I’d like to use PWM by user mode, not root. For now, it works by root, and the error of ‘Failed to initialize PWM’ occurs by user like “rock”. The board is Rockpi S.
Thanks in advance.
I’d like to use PWM by user mode, not root. For now, it works by root, and the error of ‘Failed to initialize PWM’ occurs by user like “rock”. The board is Rockpi S.
Thanks in advance.
Hi, have you found a solution already?
I found a working solution at last!
First , create a group and add the user that needs access to the GPIOs to it (this is for the current user;
replace $USER with an explicit username if you want).
sudo groupadd gpio
sudo usermod -a -G gpio $USER
Now reboot
Second , add the following lines to /etc/rc.local (you will have to edit it as root, using sudo vi or whatever).

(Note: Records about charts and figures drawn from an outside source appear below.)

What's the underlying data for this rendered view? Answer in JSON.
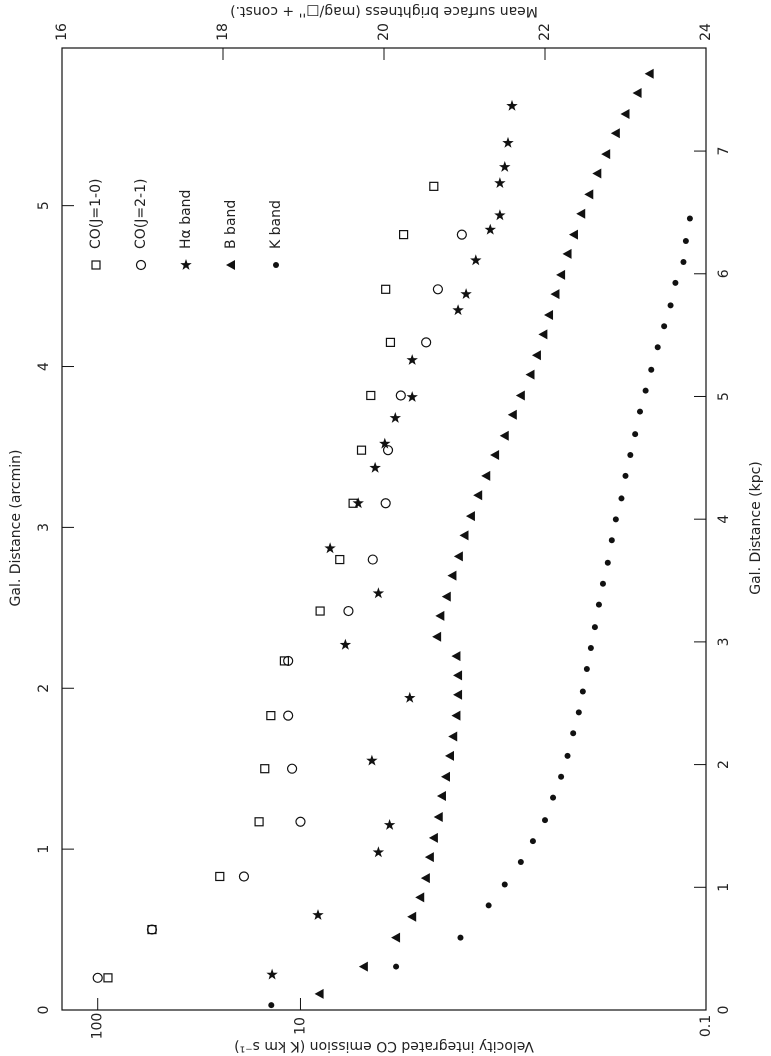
{
  "chart_data": {
    "type": "scatter",
    "xlabel": "Gal. Distance (arcmin)",
    "x2label": "Gal. Distance (kpc)",
    "ylabel": "Velocity integrated CO emission (K km s⁻¹)",
    "y2label": "Mean surface brightness (mag/□'' + const.)",
    "xlim": [
      0,
      5.98
    ],
    "xticks": [
      0,
      1,
      2,
      3,
      4,
      5
    ],
    "x2lim": [
      0,
      7.84
    ],
    "x2ticks": [
      0,
      1,
      2,
      3,
      4,
      5,
      6,
      7
    ],
    "ylim": [
      0.1,
      150
    ],
    "yticks": [
      100,
      10,
      0.1
    ],
    "ylog": true,
    "y2lim": [
      16,
      24
    ],
    "y2ticks": [
      16,
      18,
      20,
      22,
      24
    ],
    "legend": "upper left",
    "series": [
      {
        "name": "CO(J=1-0)",
        "marker": "square",
        "color": "#111",
        "x": [
          0.2,
          0.5,
          0.83,
          1.17,
          1.5,
          1.83,
          2.17,
          2.48,
          2.8,
          3.15,
          3.48,
          3.82,
          4.15,
          4.48,
          4.82,
          5.12
        ],
        "values": [
          89,
          54,
          25,
          16,
          15,
          14,
          12,
          8.0,
          6.4,
          5.5,
          5.0,
          4.5,
          3.6,
          3.8,
          3.1,
          2.2
        ]
      },
      {
        "name": "CO(J=2-1)",
        "marker": "circle",
        "color": "#111",
        "x": [
          0.2,
          0.5,
          0.83,
          1.17,
          1.5,
          1.83,
          2.17,
          2.48,
          2.8,
          3.15,
          3.48,
          3.82,
          4.15,
          4.48,
          4.82
        ],
        "values": [
          100,
          54,
          19,
          10,
          11,
          11.5,
          11.5,
          5.8,
          4.4,
          3.8,
          3.7,
          3.2,
          2.4,
          2.1,
          1.6
        ]
      },
      {
        "name": "Hα band",
        "marker": "star",
        "color": "#111",
        "axis": "y2",
        "x": [
          0.22,
          0.59,
          0.98,
          1.15,
          1.55,
          1.94,
          2.27,
          2.59,
          2.87,
          3.15,
          3.37,
          3.52,
          3.68,
          3.81,
          4.04,
          4.35,
          4.45,
          4.66,
          4.85,
          4.94,
          5.14,
          5.24,
          5.39,
          5.62
        ],
        "values": [
          18.61,
          19.18,
          19.93,
          20.07,
          19.85,
          20.32,
          19.52,
          19.93,
          19.33,
          19.68,
          19.89,
          20.01,
          20.14,
          20.35,
          20.35,
          20.92,
          21.02,
          21.14,
          21.32,
          21.44,
          21.44,
          21.5,
          21.54,
          21.59
        ]
      },
      {
        "name": "B band",
        "marker": "triangle",
        "color": "#111",
        "axis": "y2",
        "x": [
          0.1,
          0.27,
          0.45,
          0.58,
          0.7,
          0.82,
          0.95,
          1.07,
          1.2,
          1.33,
          1.45,
          1.58,
          1.7,
          1.83,
          1.96,
          2.08,
          2.2,
          2.32,
          2.45,
          2.57,
          2.7,
          2.82,
          2.95,
          3.07,
          3.2,
          3.32,
          3.45,
          3.57,
          3.7,
          3.82,
          3.95,
          4.07,
          4.2,
          4.32,
          4.45,
          4.57,
          4.7,
          4.82,
          4.95,
          5.07,
          5.2,
          5.32,
          5.45,
          5.57,
          5.7,
          5.82
        ],
        "values": [
          19.2,
          19.75,
          20.15,
          20.35,
          20.45,
          20.52,
          20.57,
          20.62,
          20.68,
          20.72,
          20.77,
          20.82,
          20.86,
          20.9,
          20.92,
          20.92,
          20.9,
          20.66,
          20.7,
          20.78,
          20.85,
          20.93,
          21.0,
          21.08,
          21.17,
          21.27,
          21.38,
          21.5,
          21.6,
          21.7,
          21.82,
          21.9,
          21.98,
          22.05,
          22.13,
          22.2,
          22.28,
          22.36,
          22.45,
          22.55,
          22.65,
          22.76,
          22.88,
          23.0,
          23.15,
          23.3
        ]
      },
      {
        "name": "K band",
        "marker": "dot",
        "color": "#111",
        "axis": "y2",
        "x": [
          0.03,
          0.27,
          0.45,
          0.65,
          0.78,
          0.92,
          1.05,
          1.18,
          1.32,
          1.45,
          1.58,
          1.72,
          1.85,
          1.98,
          2.12,
          2.25,
          2.38,
          2.52,
          2.65,
          2.78,
          2.92,
          3.05,
          3.18,
          3.32,
          3.45,
          3.58,
          3.72,
          3.85,
          3.98,
          4.12,
          4.25,
          4.38,
          4.52,
          4.65,
          4.78,
          4.92
        ],
        "values": [
          18.6,
          20.15,
          20.95,
          21.3,
          21.5,
          21.7,
          21.85,
          22.0,
          22.1,
          22.2,
          22.28,
          22.35,
          22.42,
          22.47,
          22.52,
          22.57,
          22.62,
          22.67,
          22.72,
          22.78,
          22.83,
          22.88,
          22.95,
          23.0,
          23.06,
          23.12,
          23.18,
          23.25,
          23.32,
          23.4,
          23.48,
          23.56,
          23.62,
          23.72,
          23.75,
          23.8
        ]
      }
    ]
  }
}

chown -R root:gpio /sys/class/gpio
chmod -R ug+rw /sys/class/gpio
Third , create a new udev rule in a file, say /etc/udev/rules.d/80-gpio-noroot.rules (you will have to edit it as root again):
# /etc/udev/rules.d/80-gpio-noroot.rules
# Corrects sys GPIO permissions on the Joule so non-root users in the gpio group can manipulate bits
# Change group to gpio
SUBSYSTEM=="gpio", PROGRAM="/bin/sh -c '/bin/chown -R root:gpio /sys/devices/platform/INT34D1:*/gpio'"
# Change user permissions to ensure user and group have read/write permissions
SUBSYSTEM=="gpio", PROGRAM="/bin/sh -c '/bin/chmod -R ug+rw /sys/devices/platform/INT34D1:*/gpio'"
Fourth , reboot or restart udev using
sudo udevadm trigger --subsystem-match=gpio
And finally test:
mraa-gpio get 16
The first call will not do anything but set up the GPIO, so the value will be -1, but following calls should work. And return a value between 0-1.
Sorry for my very late reply and thunk you for the solution.
Finally, I gave it up and used the sudo command. It took much time to remove root privilege related errors.